Prospective Comparison of Short-term Outcomes Following Laparoscopic and Open Total Mesorectal Excision for Rectal Cancer

Introduction: Laparoscopic surgery is now well established as the technique of choice for colon cancer surgery. Its application in rectal resections is still under scrutiny/evaluation with increasing evidence in support of a minimally invasive approach. The aim of this study was to examine the short term clinical and oncological outcome after laparoscopic and open approach for rectal cancer surgery in our unit.

Methods: Between October 2006 and September 2009 151 consecutive patients undergoing open and laparoscopic anterior resections were analysed from a prospective database. Data obtained included demographic details, American Society of Anesthesiologists grade (ASA), body mass index (BMI), height of tumour, length of post-operative stay (LOS), postoperative mortality and major complications requiring re-operation, hospital re-admission within 30 days of surgery and histopathological data.

Results:

Laparoscopic (n=91) Open (n=60) p value
Gender – male 56 40 ns
Age – median (range) 70 (38-89) 70 (30-90) ns
ASA I 15 (17%) 10 (18%) ns
ASA II 56 (62%) 36 (63%) ns
ASA III 19 (21%) 11 (19%) ns
BMI – median (range) 26 (18-39) 26 (18-42) ns
Tumour hgt – High (11-15cm) 38 (41.5%) 15 (25%) ns
Tumour hgt -Mid (6-10cm) 37 (40.5%) 27 (45%) ns
Tumour hgt -Low (0-5cm) 16 (18%) 18 (30%) ns
Defunctioning stoma 81 (89%) 57 (95%) ns
Pre-operative Radiotherapy 9 (10%) 12 (20%) ns
LOS – median (range) 6 (2-33) 11 (5-67) <0.0001
Lymph node – median (range) 11 (3-34) 12.5 (2-34) ns
Resection margins – R0 87 (96.7%) 54 (90%) ns
Resection margins – R1 3 (3.3%) 5 (8.3%) ns
Resection margins – R2 0 1 (1.7%) ns
Mortality 1 0 ns
Major morbidity * 2 (2.2%) 5 (8.3%) ns
30 day readmission 16 (17.6%) 7 (11.7%) ns

* requiring re-operation – Lap group – prolapsed ileostomy, laparoscopic washout and drainage for anastomotic leak; Open group – 2 anastomotic leak, 2 intra-abdominal abscess and 1 intra-abdominal bleeding.

Four patients required conversion to open surgery.
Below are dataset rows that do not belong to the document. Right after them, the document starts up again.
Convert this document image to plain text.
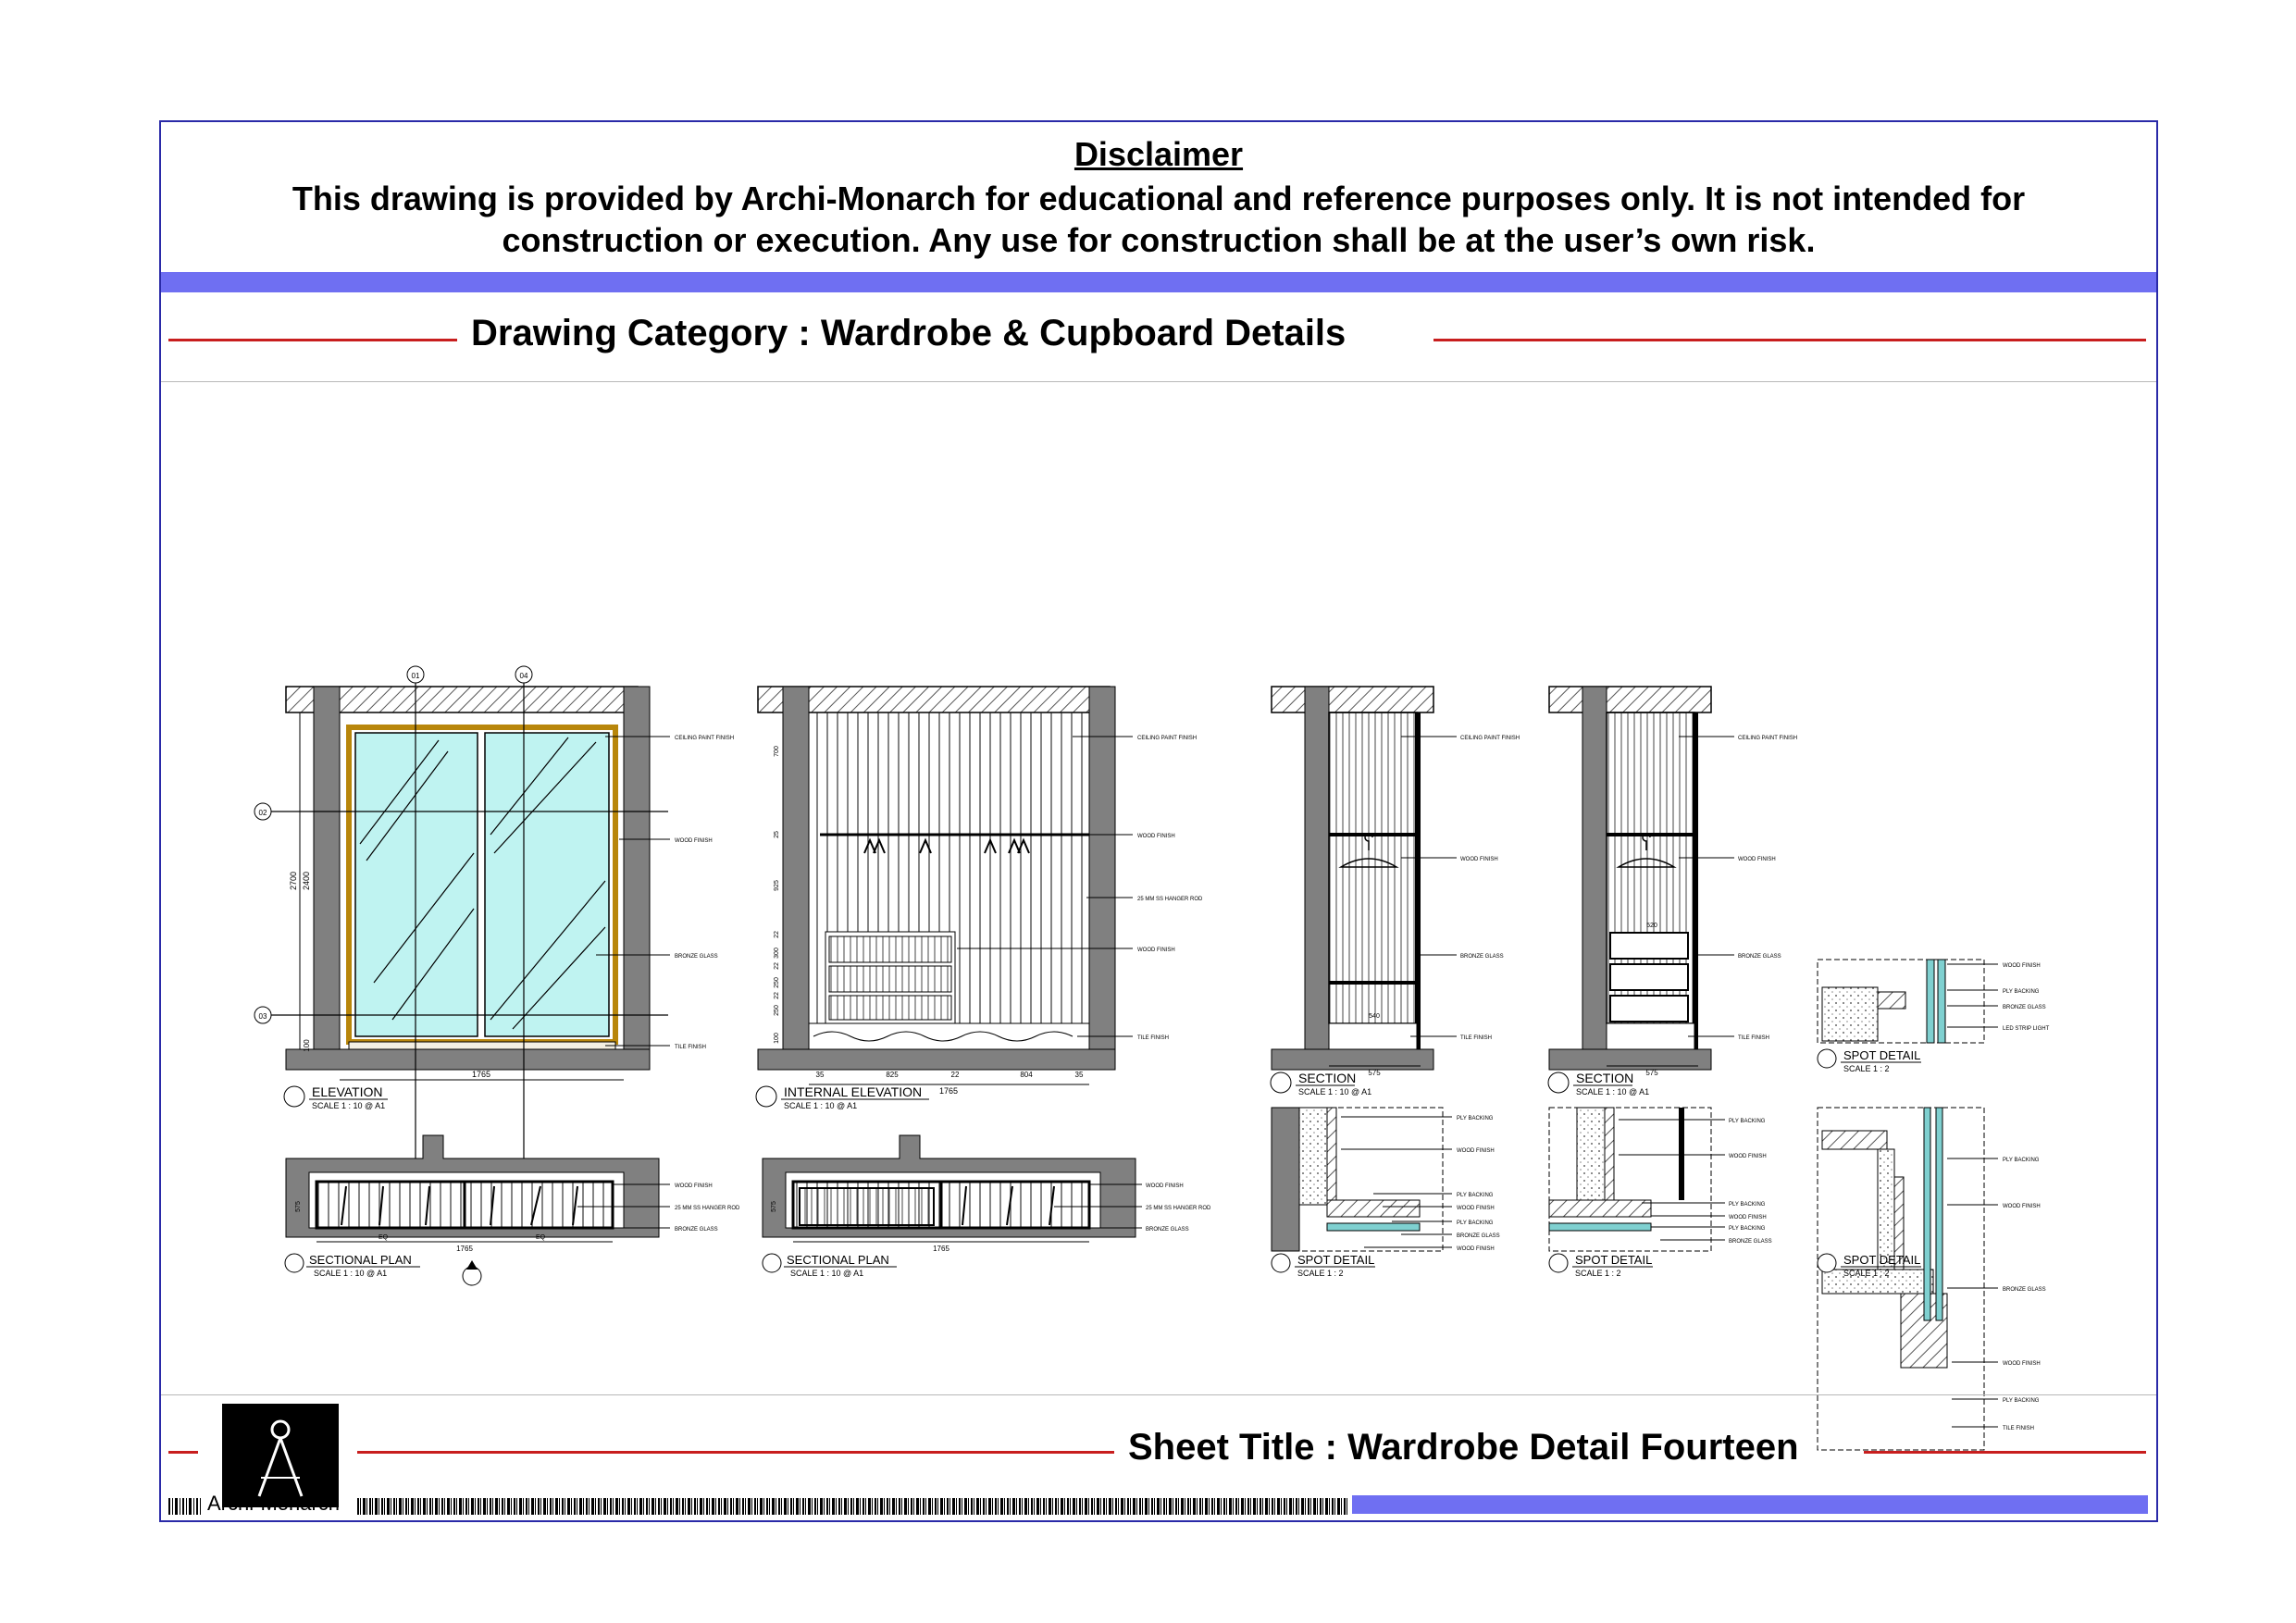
Disclaimer
This drawing is provided by Archi-Monarch for educational and reference purposes only. It is not intended for construction or execution. Any use for construction shall be at the user’s own risk.
Drawing Category : Wardrobe & Cupboard Details
01	04
02
03
1765
2700 2400
100
CEILING PAINT FINISH
WOOD FINISH
BRONZE GLASS
TILE FINISH
ELEVATION
SCALE 1 : 10 @ A1
1765
35	825	22	804	35
700
25
925
22
300
22
250
22
250
100
CEILING PAINT FINISH
WOOD FINISH
25 MM SS HANGER ROD
WOOD FINISH
TILE FINISH
INTERNAL ELEVATION
SCALE 1 : 10 @ A1
575
540
CEILING PAINT FINISH
WOOD FINISH
BRONZE GLASS
TILE FINISH
SECTION
SCALE 1 : 10 @ A1
575
520
CEILING PAINT FINISH
WOOD FINISH
BRONZE GLASS
TILE FINISH
SECTION
SCALE 1 : 10 @ A1
WOOD FINISH
PLY BACKING
BRONZE GLASS
LED STRIP LIGHT
SPOT DETAIL
SCALE 1 : 2
PLY BACKING
WOOD FINISH
BRONZE GLASS
WOOD FINISH
PLY BACKING
TILE FINISH
1765
EQ	EQ
575
WOOD FINISH
25 MM SS HANGER ROD
BRONZE GLASS
SECTIONAL PLAN
SCALE 1 : 10 @ A1
1765
575
WOOD FINISH
25 MM SS HANGER ROD
BRONZE GLASS
SECTIONAL PLAN
SCALE 1 : 10 @ A1
PLY BACKING
WOOD FINISH
PLY BACKING
WOOD FINISH
PLY BACKING
BRONZE GLASS
WOOD FINISH
SPOT DETAIL
SCALE 1 : 2
PLY BACKING
WOOD FINISH
PLY BACKING
WOOD FINISH
PLY BACKING
BRONZE GLASS
SPOT DETAIL
SCALE 1 : 2
SPOT DETAIL
SCALE 1 : 2
Sheet Title : Wardrobe Detail Fourteen
Archi-Monarch
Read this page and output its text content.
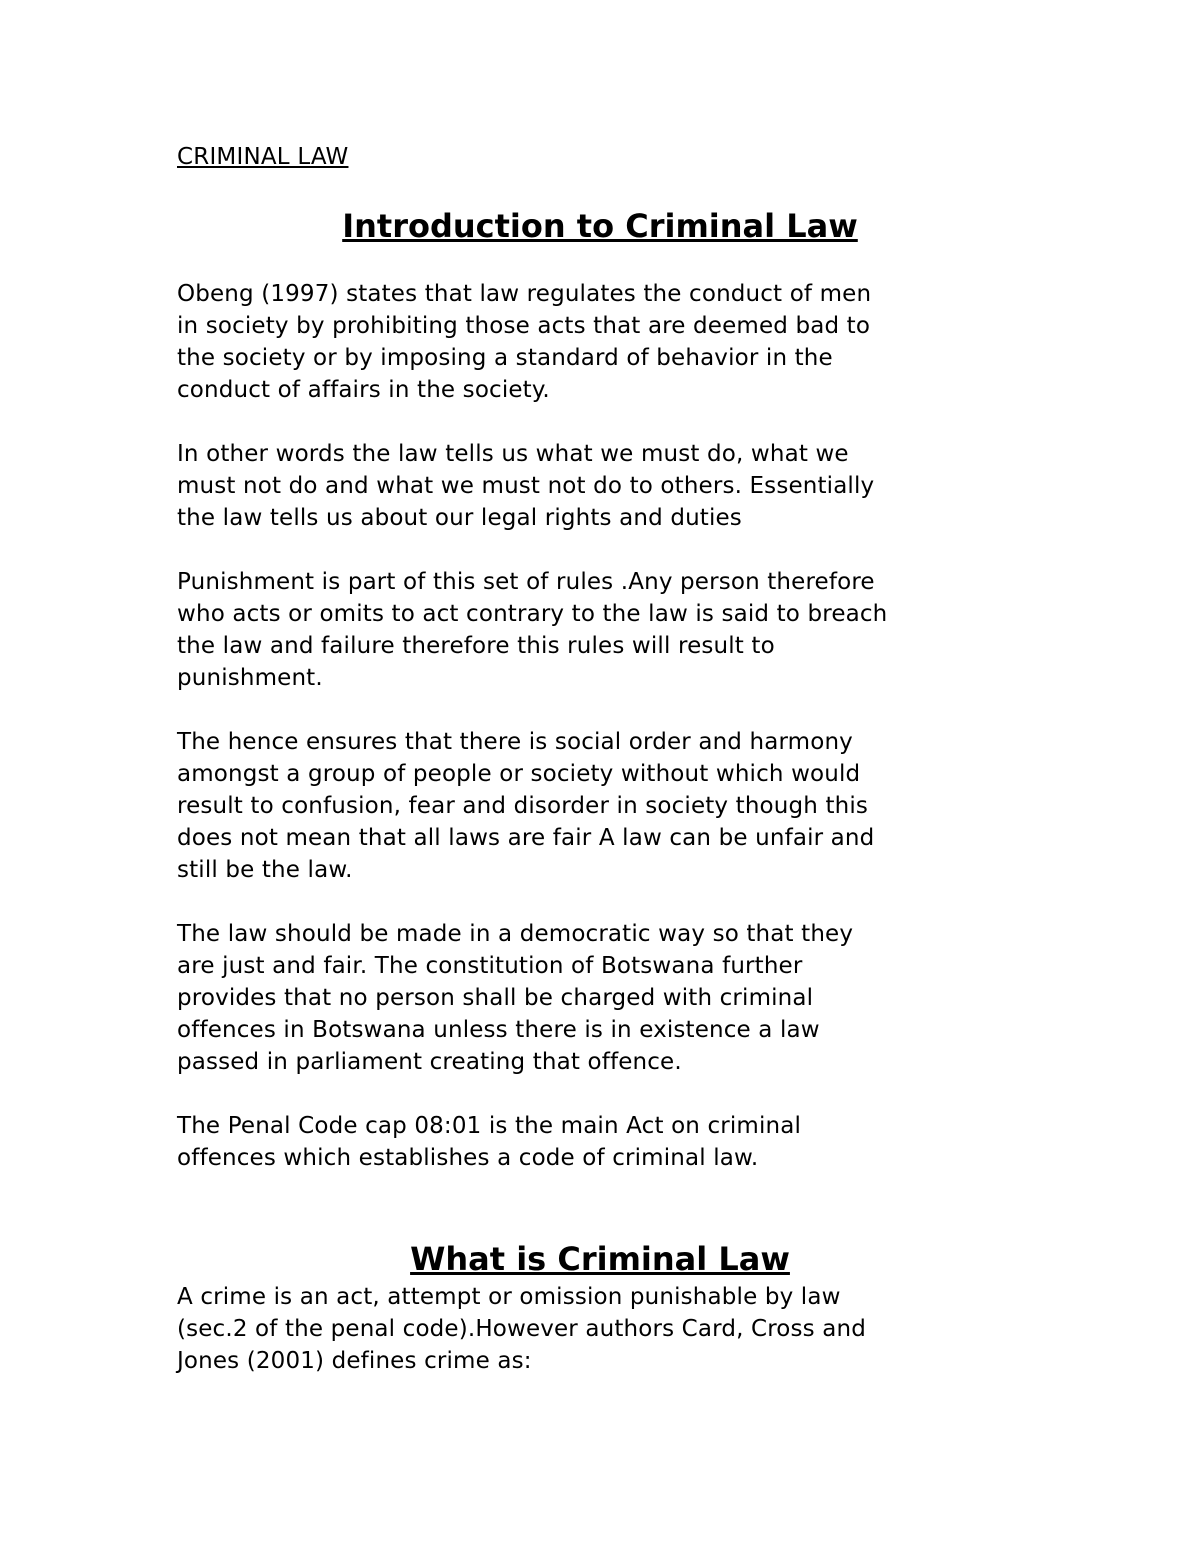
CRIMINAL LAW

Introduction to Criminal Law

Obeng (1997) states that law regulates the conduct of men
in society by prohibiting those acts that are deemed bad to
the society or by imposing a standard of behavior in the
conduct of affairs in the society.

In other words the law tells us what we must do, what we
must not do and what we must not do to others. Essentially
the law tells us about our legal rights and duties

Punishment is part of this set of rules .Any person therefore
who acts or omits to act contrary to the law is said to breach
the law and failure therefore this rules will result to
punishment.

The hence ensures that there is social order and harmony
amongst a group of people or society without which would
result to confusion, fear and disorder in society though this
does not mean that all laws are fair A law can be unfair and
still be the law.

The law should be made in a democratic way so that they
are just and fair. The constitution of Botswana further
provides that no person shall be charged with criminal
offences in Botswana unless there is in existence a law
passed in parliament creating that offence.

The Penal Code cap 08:01 is the main Act on criminal
offences which establishes a code of criminal law.

What is Criminal Law

A crime is an act, attempt or omission punishable by law
(sec.2 of the penal code).However authors Card, Cross and
Jones (2001) defines crime as:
Median length of stay was significantly shorter in the laparoscopic group at 6 days versus 11 days for the open group (p<0.0001).

Conclusions: Laparoscopic rectal resection is safe and efficacious in experienced hands. Our data concur with published evidence that laparoscopic rectal resection is associated with significant benefits to the patients in terms of earlier postoperative recovery and shorter hospital stay while achieving comparable short-term oncological outcome to the open rectal resections.